Lauréline Fontaine – Je voudrais d’abord préciser qu’être constitutionnaliste aujourd’hui, c’est souvent être sommé de répondre à des questions d’« expert » à propos de faits et de normes dont la réalité montre chaque jour qu’ils ne répondent à aucune autre logique que la contingence, l’idéologie ou les intérêts des acteurs. Les constitutionnalistes eux-mêmes défendent parfois certains intérêts, et ont des méthodologies, des croyances ou des intentions qui conditionnent leurs analyses. Les batailles d’interprétation créent ainsi le sentiment que tout peut être dit ou pensé à propos des questions constitutionnelles. Le véritable climat de concurrence à propos du texte constitutionnel est aujourd’hui remarquable : les acteurs politiques entendent tous le mettre de « leur côté », en recourant aux possibilités qu’il donnerait (article 49-3 à propos de l’engagement de la responsabilité du gouvernement sur le vote d’un texte, article 47-1 à propos de la procédure d’adoption d’un projet de loi de financement de la sécurité sociale, article 44-3 à propos de la procédure dite du « vote bloqué », article 12 sur la dissolution de l’assemblée nationale, article 7 sur le nombre de mandats présidentiels, article 16 sur les pouvoirs dits « exceptionnels » du chef de l’Etat, etc.), et les experts valident ou invalident, dans un brouhaha général, ces interprétations ou ces recours au texte. Le nombre de saisines du Conseil constitutionnel à propos de la dissolution de l’Assemblée Nationale par le chef de l’Etat au mois de juin (26 au total) est la manifestation d’une compétition généralisée à propos du sens du texte constitutionnel, à la fois dans la lettre et dans son esprit. Dans ces conditions, le Conseil constitutionnel a d’ailleurs pu, sans difficulté, imposer sa propre interprétation du texte, en faisant notamment courir le délai de 20 jours indiqué à l’article 12 à partir du jour de la signature du décret de dissolution, et non à partir de sa publication au journal officiel. Il n’y a donc pas de vérité constitutionnelle à opposer, seulement la possibilité pour les différents acteurs d’imposer ou non leur action.

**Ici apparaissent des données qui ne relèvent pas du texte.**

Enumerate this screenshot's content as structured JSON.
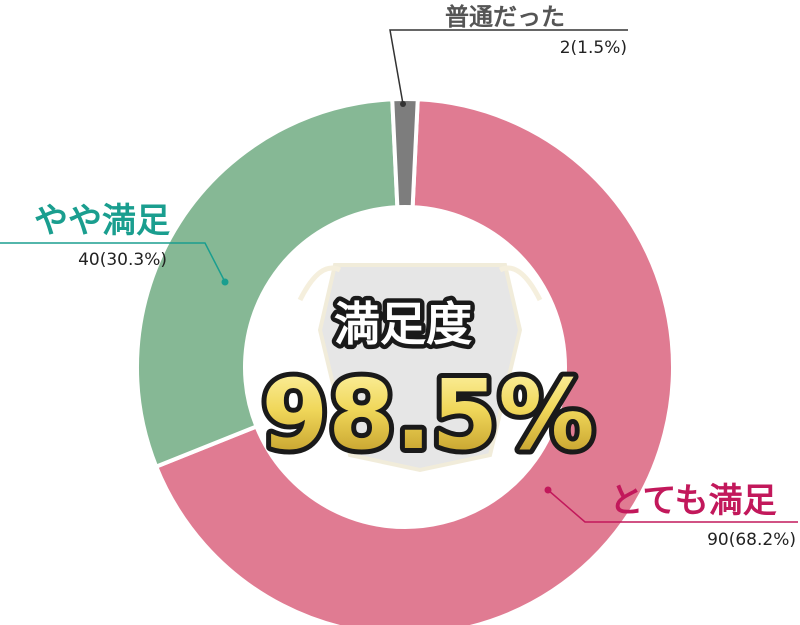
{
  "chart_data": {
    "type": "pie",
    "style": "donut",
    "categories": [
      "とても満足",
      "やや満足",
      "普通だった"
    ],
    "values": [
      90,
      40,
      2
    ],
    "value_labels": [
      "90(68.2%)",
      "40(30.3%)",
      "2(1.5%)"
    ],
    "colors": [
      "#e07b92",
      "#86b895",
      "#7d7d7d"
    ],
    "label_colors": [
      "#c2185b",
      "#1a9e8f",
      "#555555"
    ]
  },
  "center": {
    "title": "満足度",
    "value": "98.5%"
  }
}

La lettre et l’esprit du texte ne sont pas des valeurs refuges contre ce qu’on considèrerait être des excès de pouvoir : les uns et les autres sont les sujets de querelles d’interprétation sans fin. Formuler un jugement sur l’actualité politique en vertu de la lettre et/ou de l’esprit de notre texte constitutionnel, c’est immanquablement participer à cette grande foire à l’interprétation, et donc ne lui donner aucune valeur.
« Être titulaire d’un mandat en vertu de la constitution ce n’est, par exemple, pas être titulaire du mandat donné par un client à son avocat pour trouver toutes les solutions de droit qui se présenteront comme susceptibles de satisfaire ses intérêts. Être titulaire d’un mandat en vertu de la constitution détermine une éthique, qui ne se confond pas avec une autre. »
Élucid – Comment se référer à la Constitution d’une façon qui évite le travers que vous venez de décrire ?
Lauréline Fontaine – Faire ce constat ne fait pas obstacle au fait d’observer et d’analyser ce qui se passe – ou ne se passe pas – à partir du texte constitutionnel, ce qui est déjà beaucoup, parce que cela peut modérer notre aspiration à faire du texte constitutionnel un « rempart », quand de toute évidence il ne l’est pas. Ce que j’appelle l’éthique de la fonction gouvernante n’est pas une capacité à comprendre le texte dans la vérité de sa lettre ou de son esprit, mais celle d’une décence dans l’exercice d’un pouvoir qui, dans notre imaginaire démocratique, est conçu pour être limité et orienté vers le bénéfice du plus grand nombre. Être titulaire d’un mandat en vertu de la constitution ce n’est, par exemple, pas être titulaire du mandat donné par un client à son avocat pour trouver toutes les solutions de droit qui se présenteront comme susceptibles de satisfaire ses intérêts. Être titulaire d’un mandat en vertu de la constitution détermine une éthique, qui ne se confond pas avec une autre.
En suivant l’éthique de la fonction gouvernante, il importe peu que le texte constitutionnel nous autorise ou non à faire ceci ou cela. Importe seulement comment et pourquoi on le fait. Il apparaît aujourd’hui que, au-delà des possibilités ou limites dérivées du texte constitutionnel – même s’il est peu contestable que ces possibilités sont trop importantes s’agissant du chef de l’Etat sous la Vème République -, les titulaires de fonctions politiques n’ont pas endossé l’éthique démocratique qui paraît y être associée. La question se pose alors de savoir comment faire pour que notre système politique puisse générer des hommes et des femmes qui auraient endossé son éthique.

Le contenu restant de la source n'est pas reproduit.